Am 2. November 2010 war das zehnjährige Jubiläum der ständigen Besetzung des menschlichen Außenposten im All. Genau vor zehn Jahren ging die erste Langzeitbesatzung mit den Raumfahrern Sergei Krikaljow, William Shepherd und Juri Gidsenko an Bord der damals noch recht kleinen Raumstation. Seitdem wuchs die Station auf eine beachtliche Größe von mehr als 400 Tonnen bei einer Länge von fast 110 Metern und einer Breite von knapp 75 Metern an. An die 200 Raumfahrer vielfältiger Nationalitäten, darunter auch etliche Frauen, lebten, forschten und arbeiteten in dieser Zeit auf der ISS. Der von der Raumstation MIR aufgestellte Rekord mit 3644 Tagen ständiger menschlichen Präsenz im All wurde im Oktober 2010 durch die dauerhafte Besetzung der ISS gebrochen. An diesem Jahrestag gab es eine Live-Schaltung zur ISS und NASA-Administrator Charles Bolden sprach mit der sechsköpfigen Besatzung. Auch die russische Weltraumagentur Roskosmos würdigte den feierlichen Tag, neben den anderen internationalen Partnern, mit einigen Sonderbeiträgen in Text und Film.
In der ersten Novemberwoche verfolgte die Besatzung der ISS mit Spannung die Startkampagne der Discovery für STS 133. Leider wurde diese am 05. November 2010 durch ein Leck an einer Leitung zur Entlüftung von Wasserstoff und einem Riss in der Schaumstoffisolierung des externen Tanks unterbrochen und für mindestens drei Wochen gestoppt. Einen Teil ihrer Zeit widmeten die amerikanischen Besatzungsmitglieder den Arbeiten für die bis dahin noch geplante Ankunft der Discovery. Kommandant Doug Wheelock und Scott Kelly arbeiteten an den Raumanzügen, welche die Discovery-Astronauten Tim Kopra und Alvin Drew bei ihren Außeneinsätzen tragen sollten. Es wurden Batterien geladen und die Isolierung an einem Anzug repariert. Bei den vorhergegangenen amerikanischen Ausstiegen 15, 16 und 17 gab es in den ISS-Raumanzügen unerwünschte Luftgeräusche, wenn Sauerstoff strömte. Shannon Walker nahm sich dieses Problems an. In Cupola wurde das Equipment für die Robotic-Aktivitäten des Stationsarms vorbereitet und Oleg Skripotschka transportierte Gegenstände nach Progress-M 07M, welche im vorderen Andockstutzen (PMA-2) von Harmony gelagert wurden.

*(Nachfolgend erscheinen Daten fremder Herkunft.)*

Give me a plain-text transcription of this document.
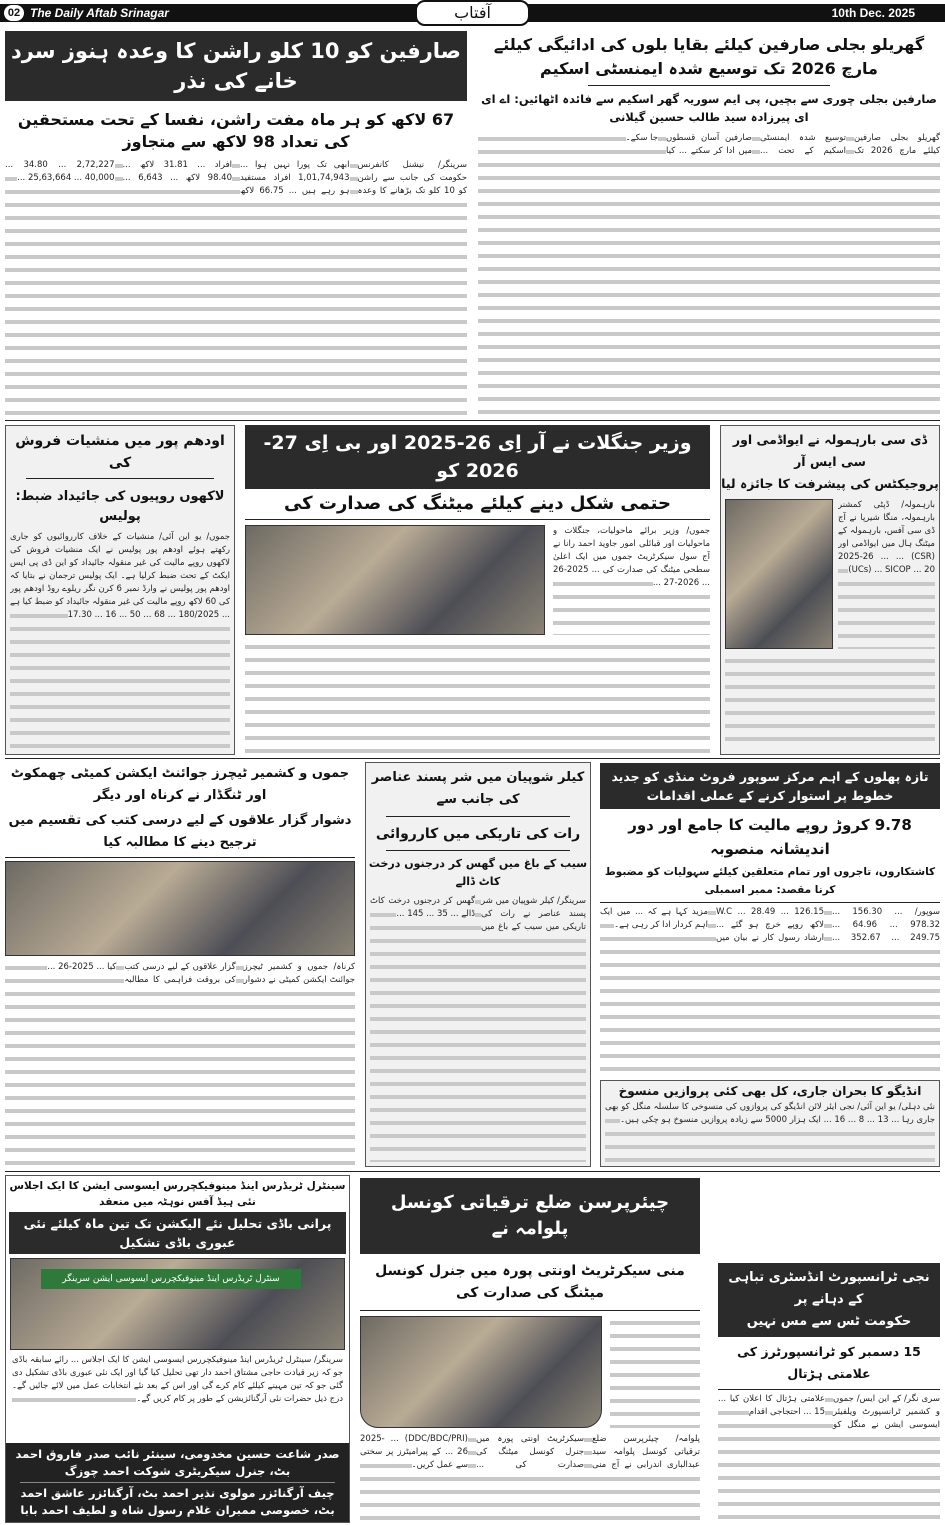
02 The Daily Aftab Srinagar	10th Dec. 2025
آفتاب
صارفین کو 10 کلو راشن کا وعدہ ہنوز سرد خانے کی نذر
67 لاکھ کو ہر ماہ مفت راشن، نفسا کے تحت مستحقین کی تعداد 98 لاکھ سے متجاوز
سرینگر/ نیشنل کانفرنس حکومت کی جانب سے راشن کو 10 کلو تک بڑھانے کا وعدہ ابھی تک پورا نہیں ہوا ... 1,01,74,943 افراد مستفید ہو رہے ہیں ... 66.75 لاکھ افراد ... 31.81 لاکھ ... 98.40 لاکھ ... 6,643 ... 2,72,227 ... 34.80 ... 40,000 ... 25,63,664 ...
گھریلو بجلی صارفین کیلئے بقایا بلوں کی ادائیگی کیلئے مارچ 2026 تک توسیع شدہ ایمنسٹی اسکیم
صارفین بجلی چوری سے بچیں، پی ایم سوریہ گھر اسکیم سے فائدہ اٹھائیں: اے ای ای پیرزادہ سید طالب حسین گیلانی
گھریلو بجلی صارفین کیلئے مارچ 2026 تک توسیع شدہ ایمنسٹی اسکیم کے تحت ... صارفین آسان قسطوں میں ادا کر سکتے ... کیا جا سکے۔
اودھم پور میں منشیات فروش کی
لاکھوں روپیوں کی جائیداد ضبط: پولیس
جموں/ یو این آئی/ منشیات کے خلاف کارروائیوں کو جاری رکھتے ہوئے اودھم پور پولیس نے ایک منشیات فروش کی لاکھوں روپے مالیت کی غیر منقولہ جائیداد کو این ڈی پی ایس ایکٹ کے تحت ضبط کرلیا ہے۔ ایک پولیس ترجمان نے بتایا کہ اودھم پور پولیس نے وارڈ نمبر 6 کرن نگر ریلوے روڈ اودھم پور کی 60 لاکھ روپے مالیت کی غیر منقولہ جائیداد کو ضبط کیا ہے ... 180/2025 ... 68 ... 50 ... 16 ... 17.30
وزیر جنگلات نے آر اِی 26-2025 اور بی اِی 27-2026 کو
حتمی شکل دینے کیلئے میٹنگ کی صدارت کی
جموں/ وزیر برائے ماحولیات، جنگلات و ماحولیات اور قبائلی امور جاوید احمد رانا نے آج سول سیکرٹریٹ جموں میں ایک اعلیٰ سطحی میٹنگ کی صدارت کی ... 2025-26 ... 2026-27 ...
ڈی سی بارہمولہ نے ایواڈمی اور سی ایس آر
پروجیکٹس کی پیشرفت کا جائزہ لیا
بارہمولہ/ ڈپٹی کمشنر بارہمولہ، منگا شیرپا نے آج ڈی سی آفس، بارہمولہ کے میٹنگ ہال میں ایواڈمی اور (CSR) ... 2025-26 ... (UCs) ... SICOP ... 20
جموں و کشمیر ٹیچرز جوائنٹ ایکشن کمیٹی چھمکوٹ اور ٹنگڈار نے کرناہ اور دیگر
دشوار گزار علاقوں کے لیے درسی کتب کی تقسیم میں ترجیح دینے کا مطالبہ کیا
کرناہ/ جموں و کشمیر ٹیچرز جوائنٹ ایکشن کمیٹی نے دشوار گزار علاقوں کے لیے درسی کتب کی بروقت فراہمی کا مطالبہ کیا ... 2025-26 ...
کیلر شوپیان میں شر پسند عناصر کی جانب سے
رات کی تاریکی میں کارروائی
سیب کے باغ میں گھس کر درجنوں درخت کاٹ ڈالے
سرینگر/ کیلر شوپیان میں شر پسند عناصر نے رات کی تاریکی میں سیب کے باغ میں گھس کر درجنوں درخت کاٹ ڈالے ... 35 ... 145 ...
تازہ پھلوں کے اہم مرکز سوپور فروٹ منڈی کو جدید خطوط پر استوار کرنے کے عملی اقدامات
9.78 کروڑ روپے مالیت کا جامع اور دور اندیشانہ منصوبہ
کاشتکاروں، تاجروں اور تمام متعلقین کیلئے سہولیات کو مضبوط کرنا مقصد: ممبر اسمبلی
سوپور/ ... 156.30 ... 978.32 ... 64.96 ... 249.75 ... 352.67 ... 126.15 ... W.C ... 28.49 لاکھ روپے خرچ ہو گئے ... ارشاد رسول کار نے بیان میں مزید کہا ہے کہ ... میں ایک اہم کردار ادا کر رہی ہے۔
انڈیگو کا بحران جاری، کل بھی کئی پروازیں منسوخ
نئی دہلی/ یو این آئی/ نجی ایئر لائن انڈیگو کی پروازوں کی منسوخی کا سلسلہ منگل کو بھی جاری رہا ... 13 ... 8 ... 16 ... ایک ہزار 5000 سے زیادہ پروازیں منسوخ ہو چکی ہیں۔
سینٹرل ٹریڈرس اینڈ مینوفیکچررس ایسوسی ایشن کا ایک اجلاس نئی ہیڈ آفس نوہٹہ میں منعقد
پرانی باڈی تحلیل نئے الیکشن تک تین ماہ کیلئے نئی عبوری باڈی تشکیل
سنٹرل ٹریڈرس اینڈ مینوفیکچررس ایسوسی ایشن سرینگر
سرینگر/ سینٹرل ٹریڈرس اینڈ مینوفیکچررس ایسوسی ایشن کا ایک اجلاس ... رائے سابقہ باڈی جو کہ زیر قیادت حاجی مشتاق احمد دار تھی تحلیل کیا گیا اور ایک نئی عبوری باڈی تشکیل دی گئی جو کہ تین مہینے کیلئے کام کرے گی اور اس کے بعد نئے انتخابات عمل میں لائے جائیں گے۔ درج ذیل حضرات نئی آرگنائزیشن کے طور پر کام کریں گے۔
صدر شاعت حسین مخدومی، سینئر نائب صدر فاروق احمد بٹ، جنرل سیکریٹری شوکت احمد چوزگ
چیف آرگنائزر مولوی نذیر احمد بٹ، آرگنائزر عاشق احمد بٹ، خصوصی ممبران غلام رسول شاہ و لطیف احمد بابا
چیئرپرسن ضلع ترقیاتی کونسل پلوامہ نے
منی سیکرٹریٹ اونتی پورہ میں جنرل کونسل میٹنگ کی صدارت کی
پلوامہ/ چیئرپرسن ضلع ترقیاتی کونسل پلوامہ سید عبدالباری اندرابی نے آج منی سیکرٹریٹ اونتی پورہ میں جنرل کونسل میٹنگ کی صدارت کی ... (DDC/BDC/PRI) ... 2025-26 ... کے پیرامیٹرز پر سختی سے عمل کریں۔
نجی ٹرانسپورٹ انڈسٹری تباہی کے دہانے پر
حکومت ٹس سے مس نہیں
15 دسمبر کو ٹرانسپورٹرز کی علامتی ہڑتال
سری نگر/ کے این ایس/ جموں و کشمیر ٹرانسپورٹ ویلفیئر ایسوسی ایشن نے منگل کو علامتی ہڑتال کا اعلان کیا ... 15 ... احتجاجی اقدام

Bei dem Anflug von Sojus-TMA 01M im Oktober 2010 hatte es ein Problem mit einem Analog-Digitalwandler gegeben, so dass damals einige Werte auf der Neptun-Konsole der Rückkehrkapsel nicht angezeigt werden konnten. Um diesen Fehler zu analysieren, wurden mit Progress-M 08M ein Datenkabel und eine Diagnose-CD angeliefert. Alexander Kaleri prüfte damit die Datenprotokolldateien des Bedienfeldes, um die Ergebnisse den Fachleuten am Boden zu übersenden. Erste Erkenntnisse sprechen von einem Hardwareproblem, welches verhindert, dass der Wandler angesprochen wird. Alexander Kaleri führte einige Tage später dazu weitere Untersuchungen in Sojus-TMA 01M durch. Zunächst kontrollierte er Sicherungen in ihrem Sicherungskasten und überprüfte mit einem Multimeter-Messgerät die Spannungen zwischen den Anschlüssen im Stromverteiler. Die Ergebnisse wurden im Anschluss zur Erde übertragen.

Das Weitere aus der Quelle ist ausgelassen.